Na primeira via, o etanol é oxidado a acetaldeído no citosol do hepatócito pela enzima álcool desidrogenase (ADH). O acetaldeído é uma molécula altamente tóxica para o corpo, sendo rapidamente oxidado na mitocôndria, produzindo o acetato. Este processo é mediado pela enzima aldeído desidrogenase (ALDH)

A segunda via envolve um complexo enzimático localizado na membrana do retículo endoplasmático liso, conhecido como citocromo P-450 redutase (Fig. 1). Este complexo microssomal possui uma porção com atividade induzível pelo álcool e conforme o consumo aumenta, a capacidade de metabolizá-lo também aumenta. Este complexo enzimático é denominado sistema oxidativo microssomal do etanol (ALGUNS).

A terceira via, a das catalases, tem papel irrelevante na fisiopatologia humana.

Mecanismos de lesão celular.

Quando a atividade microssomal aumenta, ocorre o vazamento de espécies reativas de oxigênio, que são radicais livres capazes de danificar proteínas, ácidos nucléicos e organelas da célula hepática. O aumento dos radicais livres leva à ativação da célula de Kupffer que passa a produzir diferentes citocinas. Estas produzem inflamação e apoptose no parênquima hepático com aumento de células polimorfonucleares, cujo infiltrado é característico da hepatite alcoólica.

Os lipopolissacarídeos são produtos que constituem a cápsula dos bacilos Gram negativos da flora intestinal, estão aumentados na circulação portal de pacientes alcoolistas, devido ao aumento da permeabilidade intestinal. Esses polissacarídeos têm a capacidade de ativar a célula de Kupffer, produzindo efeitos semelhantes aos dos radicais livres.

A célula estrelada é ativada por mecanismos muito semelhantes ao da célula de Kuppfer, com a conseqüente produção de fibrose. Isso explica a evolução para cirrose nos pacientes que continuam com o etilismo.

sinais e sintomas

Pacientes com hepatite alcoólica podem apresentar febre, icterícia, hepatomegalia e, ocasionalmente, sinais de doença hepática crônica descompensada, como ascite, sangramento gastrointestinal e encefalopatia hepática. Astenia, anorexia, náuseas e vômitos são comuns. No entanto, existem pacientes completamente assintomáticos com hepatite alcoólica.

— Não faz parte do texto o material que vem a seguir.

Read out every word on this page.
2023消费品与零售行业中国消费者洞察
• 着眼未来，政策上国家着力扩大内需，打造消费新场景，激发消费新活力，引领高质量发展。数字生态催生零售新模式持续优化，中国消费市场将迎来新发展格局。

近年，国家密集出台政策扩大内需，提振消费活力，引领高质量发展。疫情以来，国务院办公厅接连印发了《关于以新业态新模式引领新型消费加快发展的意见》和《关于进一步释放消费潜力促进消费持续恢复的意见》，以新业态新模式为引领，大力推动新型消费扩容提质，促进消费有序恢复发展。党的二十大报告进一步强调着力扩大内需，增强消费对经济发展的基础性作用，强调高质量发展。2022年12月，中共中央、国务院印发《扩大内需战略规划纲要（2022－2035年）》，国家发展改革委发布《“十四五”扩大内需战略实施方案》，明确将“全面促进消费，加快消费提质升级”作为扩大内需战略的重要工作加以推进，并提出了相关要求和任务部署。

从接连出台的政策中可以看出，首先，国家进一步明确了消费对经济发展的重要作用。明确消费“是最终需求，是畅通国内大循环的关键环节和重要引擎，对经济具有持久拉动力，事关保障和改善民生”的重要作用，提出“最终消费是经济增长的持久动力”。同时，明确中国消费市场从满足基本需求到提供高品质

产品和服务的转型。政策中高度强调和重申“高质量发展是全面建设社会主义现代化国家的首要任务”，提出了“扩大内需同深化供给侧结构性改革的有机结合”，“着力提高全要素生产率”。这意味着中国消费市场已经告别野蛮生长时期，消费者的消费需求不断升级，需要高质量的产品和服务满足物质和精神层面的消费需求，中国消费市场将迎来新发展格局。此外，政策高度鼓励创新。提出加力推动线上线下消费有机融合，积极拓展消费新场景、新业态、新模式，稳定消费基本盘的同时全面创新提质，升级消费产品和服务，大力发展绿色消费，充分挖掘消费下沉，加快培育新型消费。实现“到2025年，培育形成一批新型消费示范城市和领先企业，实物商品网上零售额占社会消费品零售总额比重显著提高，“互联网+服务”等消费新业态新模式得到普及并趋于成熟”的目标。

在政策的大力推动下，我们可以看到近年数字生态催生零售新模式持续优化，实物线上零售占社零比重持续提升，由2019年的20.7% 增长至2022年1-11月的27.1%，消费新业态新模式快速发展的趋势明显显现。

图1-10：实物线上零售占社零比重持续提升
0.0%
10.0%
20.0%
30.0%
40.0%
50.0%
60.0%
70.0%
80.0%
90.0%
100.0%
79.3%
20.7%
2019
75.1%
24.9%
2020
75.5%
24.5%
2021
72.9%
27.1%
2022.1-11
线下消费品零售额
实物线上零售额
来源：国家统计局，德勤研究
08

A presença de febre torna necessário excluir outras origens, como a existência de uma infecção ou o desenvolvimento de delirium tremens após a suspensão abrupta da ingestão de álcool. Os estigmas cutâneos de doença crônica avançada sugerem a presença de cirrose. 70% dos pacientes com hepatite laboratorial moderada ou grave já estão com cirrose no momento do diagnóstico.

Métodos complementares

Uma das alterações mais comuns em laboratório é a presença de leucocitose com neutrofilia significativa. A alanina aminotransferase (ALT) e a aspartato aminotransaferase (AST) estão moderadamente aumentadas, com predomínio desta última. Uma razão AST / ALT maior que 2 ajuda a diferenciar o dano hepático causado pelo álcool daquele causado pela hepatite viral em que o ALT predomina. A gama-glutamiltranspeptidase (GGT) é muito elevada, em parte devido ao dano celular e sua indução pela ação do álcool. Colestase com hiperbilirrubinemia conjugada e fosfatase alcalina elevada são comuns. A anemia macrocítica é secundária ao alcoolismo e deficiências nutricionais, sendo frequentemente observada trombocitopenia.Os parâmetros laboratoriais são úteis para estabelecer o prognóstico. A chamada função discriminante de Madrey pode calcular a mortalidade a curto prazo. Sua fórmula é simples e fácil de aplicar na prática clínica:

Função discriminante = 4,6 x (tempo de protrombina do paciente - tempo de protrombina de controle) + bilirrubina sérica em mg / dL

Se o valor obtido for maior que 32, a mortalidade em curto prazo é de 50%

A ultrassonografia, a tomografia e a ressonância magnética são úteis para avaliar a presença de cirrose e descartar obstruções venosas ou a presença de hepatocarcinoma.

A biópsia hepática é limitada pelas anormalidades coagulatórias que esses pacientes costumam apresentar. Os achados característicos são infiltração com predomínio de neutrófilos, fibrose perivenular, necroapoptose hepatocelular e presença de corpos hialinos de Mallory.